Neon Indian: Psychic Chasms (Lefse)

With Neon Indian, 21-year-old Alan Palomo makes roots-pop music for the Internet age. He creates with the hands-on imagination of a gamer, and his sound—including his mostly incomprehensible vocals—is entirely a product of electronics. Neon Indian is his third music project, and one of the others, the geek-electro VEGA, is still very much alive.

Palomo's sense of song-making for Neon Indian may owe more than he cares to admit to his father's brief career as a Mexican pop star. Psychic Chasms explores a landscape of romantic loss and betrayal rendered as authentically as any acoustic pop ballad. Still, the sonic diversity of that landscape stretches, mashes and digs beyond the known universe.

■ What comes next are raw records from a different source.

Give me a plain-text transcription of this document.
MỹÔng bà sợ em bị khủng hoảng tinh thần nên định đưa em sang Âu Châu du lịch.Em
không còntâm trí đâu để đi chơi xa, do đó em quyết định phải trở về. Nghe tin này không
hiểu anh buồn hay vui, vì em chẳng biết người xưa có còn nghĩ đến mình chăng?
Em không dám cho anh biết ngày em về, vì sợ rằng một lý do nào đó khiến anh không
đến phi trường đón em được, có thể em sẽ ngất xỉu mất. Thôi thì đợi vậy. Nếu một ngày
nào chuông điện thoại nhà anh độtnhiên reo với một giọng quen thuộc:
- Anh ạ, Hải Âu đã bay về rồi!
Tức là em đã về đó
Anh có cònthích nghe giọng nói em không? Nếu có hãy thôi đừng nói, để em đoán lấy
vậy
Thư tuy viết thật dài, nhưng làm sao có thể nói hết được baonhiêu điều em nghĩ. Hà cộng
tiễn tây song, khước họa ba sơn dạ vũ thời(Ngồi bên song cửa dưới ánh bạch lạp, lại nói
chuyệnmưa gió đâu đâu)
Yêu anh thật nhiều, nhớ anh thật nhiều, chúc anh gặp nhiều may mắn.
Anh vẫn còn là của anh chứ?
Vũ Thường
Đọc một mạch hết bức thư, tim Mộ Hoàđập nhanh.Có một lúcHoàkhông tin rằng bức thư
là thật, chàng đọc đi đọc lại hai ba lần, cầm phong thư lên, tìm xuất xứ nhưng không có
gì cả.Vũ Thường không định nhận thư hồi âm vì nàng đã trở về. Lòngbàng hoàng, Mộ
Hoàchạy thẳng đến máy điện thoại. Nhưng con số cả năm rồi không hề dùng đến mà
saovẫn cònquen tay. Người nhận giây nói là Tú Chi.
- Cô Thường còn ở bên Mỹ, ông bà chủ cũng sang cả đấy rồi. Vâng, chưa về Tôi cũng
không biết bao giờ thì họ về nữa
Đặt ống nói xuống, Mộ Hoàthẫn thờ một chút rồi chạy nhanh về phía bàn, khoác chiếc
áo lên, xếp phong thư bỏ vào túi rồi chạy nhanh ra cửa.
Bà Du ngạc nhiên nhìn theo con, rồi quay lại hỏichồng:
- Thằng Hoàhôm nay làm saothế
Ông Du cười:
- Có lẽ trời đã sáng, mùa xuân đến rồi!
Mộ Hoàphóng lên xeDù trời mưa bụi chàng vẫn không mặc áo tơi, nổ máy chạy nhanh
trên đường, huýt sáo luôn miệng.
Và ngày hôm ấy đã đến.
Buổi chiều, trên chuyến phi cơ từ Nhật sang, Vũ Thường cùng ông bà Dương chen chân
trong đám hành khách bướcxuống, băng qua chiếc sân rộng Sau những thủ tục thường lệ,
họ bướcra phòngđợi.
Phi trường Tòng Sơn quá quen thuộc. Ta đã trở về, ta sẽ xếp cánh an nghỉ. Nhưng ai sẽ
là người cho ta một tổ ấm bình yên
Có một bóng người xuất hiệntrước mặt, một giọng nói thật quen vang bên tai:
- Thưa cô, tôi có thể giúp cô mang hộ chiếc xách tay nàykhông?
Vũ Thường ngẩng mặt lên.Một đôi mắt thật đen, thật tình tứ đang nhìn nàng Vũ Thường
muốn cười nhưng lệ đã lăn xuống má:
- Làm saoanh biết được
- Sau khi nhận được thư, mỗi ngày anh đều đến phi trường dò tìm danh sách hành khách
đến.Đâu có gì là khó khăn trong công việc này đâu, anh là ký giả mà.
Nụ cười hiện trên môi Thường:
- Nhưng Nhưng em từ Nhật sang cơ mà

"Deadbeat Summer" perfectly captures restless hormones captive in indolent youth. But "Mind, Drips" is as spastic and mechanically diverse as "6669 (I Don't Know If You Know)" is mysterious and haunting. The title track mashes what sounds like the tinkle of icicles into a vinegary instrumental processional. "Local Joke" sets the vocals in a blurred electronic staccato, then echoes and distorts them, off the beat a hair. What sounds like fireworks burst and whistle through the middle section.

Psychic Chasms was released just last month and, with a boost from Pitchfork, has won instant, viral and well-deserved recognition. In performance, Palomo's machinations are augmented with live musicians and video by Alicia Scardetta.